Chaque jour du confinement, Laïa sort de chez elle à la même heure. Chaque jour, elle reste loin des murs, pousse la porte de la cour du pied, allume l’interrupteur avec la clé… La ville hantée par le virus est encore fraiche dans le petit matin. Pour minimiser les contacts qui pourraient transmettre la sale bête, elle choisit les rues les plus pourries, les plus abstraites. Dans le printemps glorieux, dans la ville muée en Zone à Défendre, avec personne pour la défendre, le futur est incertain et la liberté de la balade a un parfum d’angoisse.
Théo se balade dans la ville interrompue. La nature se venge des supplices subis depuis des siècles, de la destruction créatrice de l’homme. La pandémie passée, est-ce que tout sera oublié ? L’histoire de la planète retrouvera-t-elle son cours suicidaire ? Il préfère penser qu’il vit les indispensables prémices d’une ère nouvelle, que demain inventera une pensée inédite, de nouvelles façons de vivre écologiques.
Laïa s’attarde devant un mural près du Rosa Bonheur fermé au public. Elle oublie la Covid et la ville pour ne plus voir que la plage et la mer.

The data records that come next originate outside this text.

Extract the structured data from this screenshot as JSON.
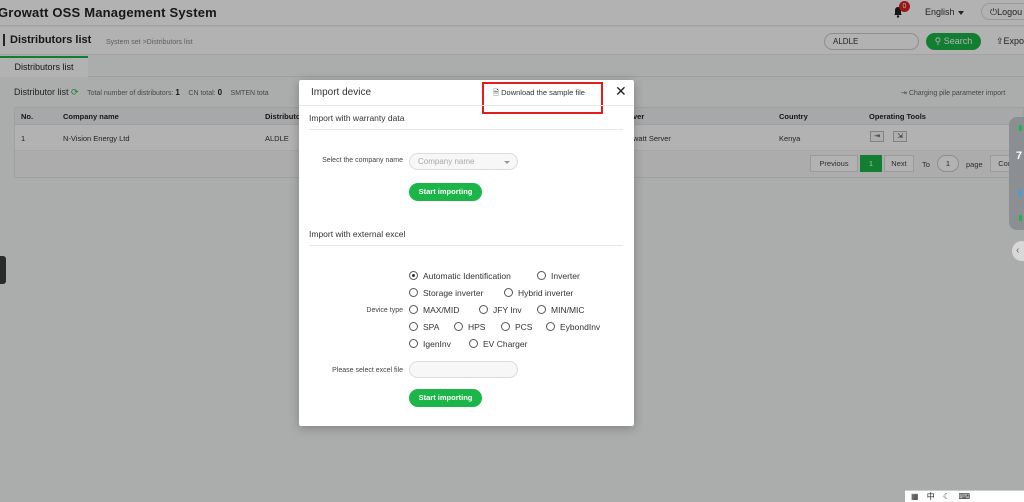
{
  "app": {
    "title": "Growatt OSS Management System",
    "notification_count": "0",
    "language": "English",
    "logout_label": "Logou"
  },
  "page": {
    "title": "Distributors list",
    "breadcrumb": "System set >Distributors list",
    "search_value": "ALDLE",
    "search_label": "Search",
    "export_label": "Expo",
    "tab_label": "Distributors list"
  },
  "list": {
    "heading": "Distributor list",
    "total_label": "Total number of distributors:",
    "total_value": "1",
    "cn_label": "CN total:",
    "cn_value": "0",
    "smten_label": "SMTEN tota",
    "charging_link": "Charging pile parameter import",
    "columns": [
      "No.",
      "Company name",
      "Distributo",
      "ver",
      "Country",
      "Operating Tools"
    ],
    "rows": [
      {
        "no": "1",
        "company": "N-Vision Energy Ltd",
        "distributor": "ALDLE",
        "server": "watt Server",
        "country": "Kenya"
      }
    ]
  },
  "pager": {
    "previous": "Previous",
    "current_page": "1",
    "next": "Next",
    "to_label": "To",
    "page_input": "1",
    "page_label": "page",
    "confirm": "Confi"
  },
  "side": {
    "number": "7"
  },
  "modal": {
    "title": "Import device",
    "download_label": "Download the sample file",
    "section1_title": "Import with warranty data",
    "company_label": "Select the company name",
    "company_placeholder": "Company name",
    "start_label_1": "Start importing",
    "section2_title": "Import with external excel",
    "device_type_label": "Device type",
    "device_types": [
      "Automatic Identification",
      "Inverter",
      "Storage inverter",
      "Hybrid inverter",
      "MAX/MID",
      "JFY Inv",
      "MIN/MIC",
      "SPA",
      "HPS",
      "PCS",
      "EybondInv",
      "IgenInv",
      "EV Charger"
    ],
    "selected_device_type": "Automatic Identification",
    "excel_label": "Please select excel file",
    "start_label_2": "Start importing"
  },
  "taskbar": {
    "ime_label": "中"
  },
  "colors": {
    "accent_green": "#1bb548",
    "highlight_red": "#e51c1c",
    "badge_red": "#e02020"
  },
  "icons": [
    "bell-icon",
    "caret-down-icon",
    "power-icon",
    "search-icon",
    "export-icon",
    "refresh-icon",
    "document-icon",
    "close-icon",
    "chevron-left-icon"
  ]
}
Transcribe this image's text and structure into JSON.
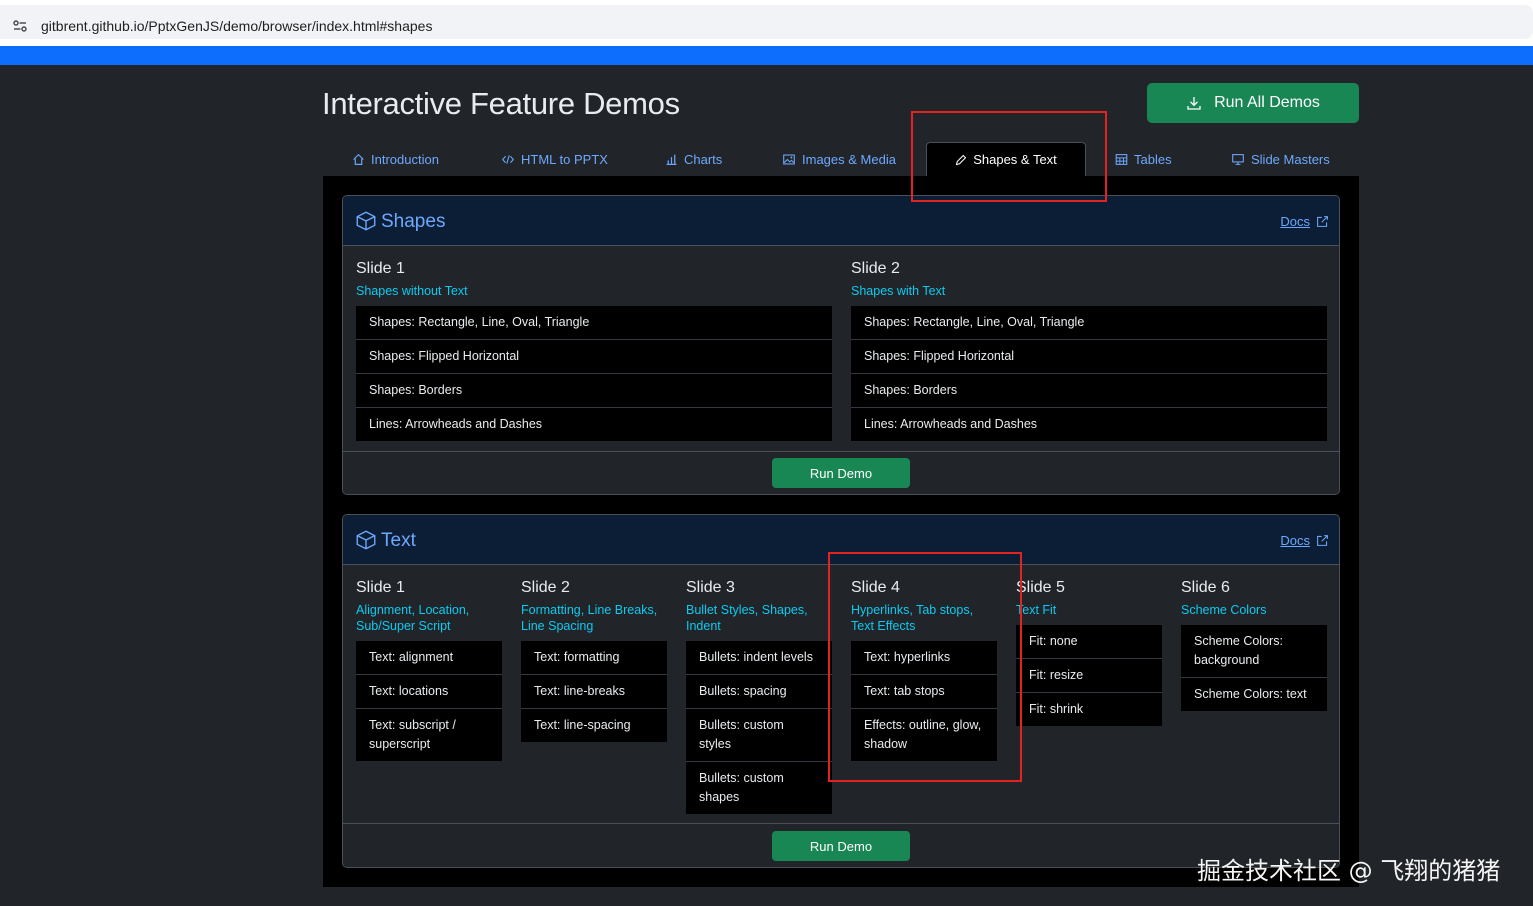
{
  "browser": {
    "url": "gitbrent.github.io/PptxGenJS/demo/browser/index.html#shapes"
  },
  "page": {
    "title": "Interactive Feature Demos",
    "run_all_label": "Run All Demos"
  },
  "tabs": [
    {
      "label": "Introduction",
      "icon": "home-icon"
    },
    {
      "label": "HTML to PPTX",
      "icon": "code-icon"
    },
    {
      "label": "Charts",
      "icon": "bar-chart-icon"
    },
    {
      "label": "Images & Media",
      "icon": "image-icon"
    },
    {
      "label": "Shapes & Text",
      "icon": "pencil-icon",
      "active": true
    },
    {
      "label": "Tables",
      "icon": "table-icon"
    },
    {
      "label": "Slide Masters",
      "icon": "easel-icon"
    }
  ],
  "shapes_card": {
    "title": "Shapes",
    "docs_label": "Docs",
    "run_label": "Run Demo",
    "slides": [
      {
        "title": "Slide 1",
        "subtitle": "Shapes without Text",
        "items": [
          "Shapes: Rectangle, Line, Oval, Triangle",
          "Shapes: Flipped Horizontal",
          "Shapes: Borders",
          "Lines: Arrowheads and Dashes"
        ]
      },
      {
        "title": "Slide 2",
        "subtitle": "Shapes with Text",
        "items": [
          "Shapes: Rectangle, Line, Oval, Triangle",
          "Shapes: Flipped Horizontal",
          "Shapes: Borders",
          "Lines: Arrowheads and Dashes"
        ]
      }
    ]
  },
  "text_card": {
    "title": "Text",
    "docs_label": "Docs",
    "run_label": "Run Demo",
    "slides": [
      {
        "title": "Slide 1",
        "subtitle": "Alignment, Location, Sub/Super Script",
        "items": [
          "Text: alignment",
          "Text: locations",
          "Text: subscript / superscript"
        ]
      },
      {
        "title": "Slide 2",
        "subtitle": "Formatting, Line Breaks, Line Spacing",
        "items": [
          "Text: formatting",
          "Text: line-breaks",
          "Text: line-spacing"
        ]
      },
      {
        "title": "Slide 3",
        "subtitle": "Bullet Styles, Shapes, Indent",
        "items": [
          "Bullets: indent levels",
          "Bullets: spacing",
          "Bullets: custom styles",
          "Bullets: custom shapes"
        ]
      },
      {
        "title": "Slide 4",
        "subtitle": "Hyperlinks, Tab stops, Text Effects",
        "items": [
          "Text: hyperlinks",
          "Text: tab stops",
          "Effects: outline, glow, shadow"
        ]
      },
      {
        "title": "Slide 5",
        "subtitle": "Text Fit",
        "items": [
          "Fit: none",
          "Fit: resize",
          "Fit: shrink"
        ]
      },
      {
        "title": "Slide 6",
        "subtitle": "Scheme Colors",
        "items": [
          "Scheme Colors: background",
          "Scheme Colors: text"
        ]
      }
    ]
  },
  "watermark": "掘金技术社区 @ 飞翔的猪猪",
  "colors": {
    "accent": "#6ea8fe",
    "success": "#198754",
    "cyan": "#0dcaf0",
    "highlight": "#e32222"
  }
}
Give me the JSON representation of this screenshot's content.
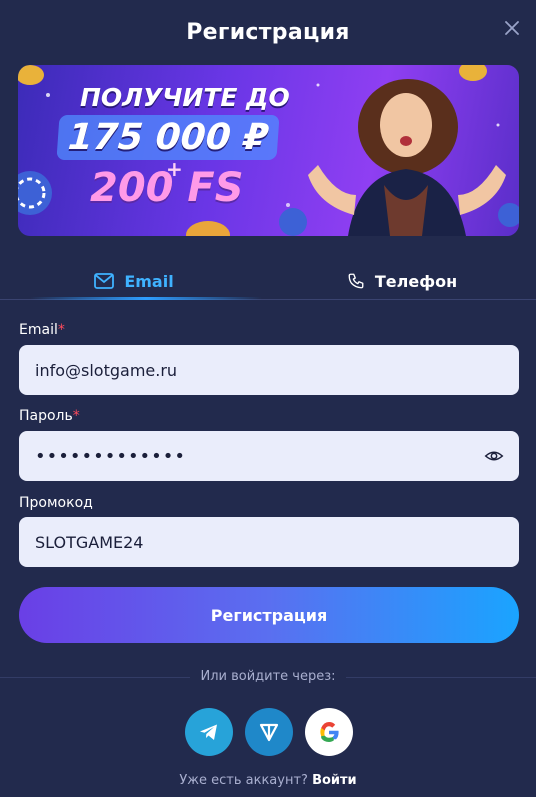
{
  "modal": {
    "title": "Регистрация"
  },
  "banner": {
    "line1": "ПОЛУЧИТЕ ДО",
    "line2": "175 000 ₽",
    "plus": "+",
    "line3": "200 FS"
  },
  "tabs": [
    {
      "label": "Email",
      "icon": "mail-icon",
      "active": true
    },
    {
      "label": "Телефон",
      "icon": "phone-icon",
      "active": false
    }
  ],
  "form": {
    "email_label": "Email",
    "email_value": "info@slotgame.ru",
    "password_label": "Пароль",
    "password_value": "•••••••••••••",
    "promo_label": "Промокод",
    "promo_value": "SLOTGAME24",
    "required_mark": "*",
    "submit_label": "Регистрация"
  },
  "social": {
    "or_text": "Или войдите через:",
    "providers": [
      "telegram-icon",
      "ton-icon",
      "google-icon"
    ]
  },
  "footer": {
    "question": "Уже есть аккаунт?",
    "login_label": "Войти"
  },
  "colors": {
    "background": "#222a4d",
    "accent": "#2e9dff",
    "required": "#ff4b5c",
    "field_bg": "#eaedfb"
  }
}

Plus que le mural, c’est le dos de la jeune fille qui a attiré Théo. Il a attendu patiemment qu’elle regagne le monde réel pour oser lui adresser la parole. Ni lui ni elle ne se souviendront de leurs premières phrases. Les premières gênes passées, il a proposé de se promener ensemble ; elle a accepté. Ils se sont empressés d’indiquer à leurs applis Covid ce qu’ils allaient faire.
Quand le temps aura passé, quand sera estompé le souvenir de Covid 19, il faudra expliquer aux enfants qu’aux temps du Grand Confinement, quand on sortait, il fallait renseigner un formulaire en papier ou électronique pour dire à quelle heure on partait et pourquoi : aller bosser s’il était indispensable de se déplacer pour ça, faire des achats de premières nécessités, s’occuper des chiens et des personnes vulnérables, etc.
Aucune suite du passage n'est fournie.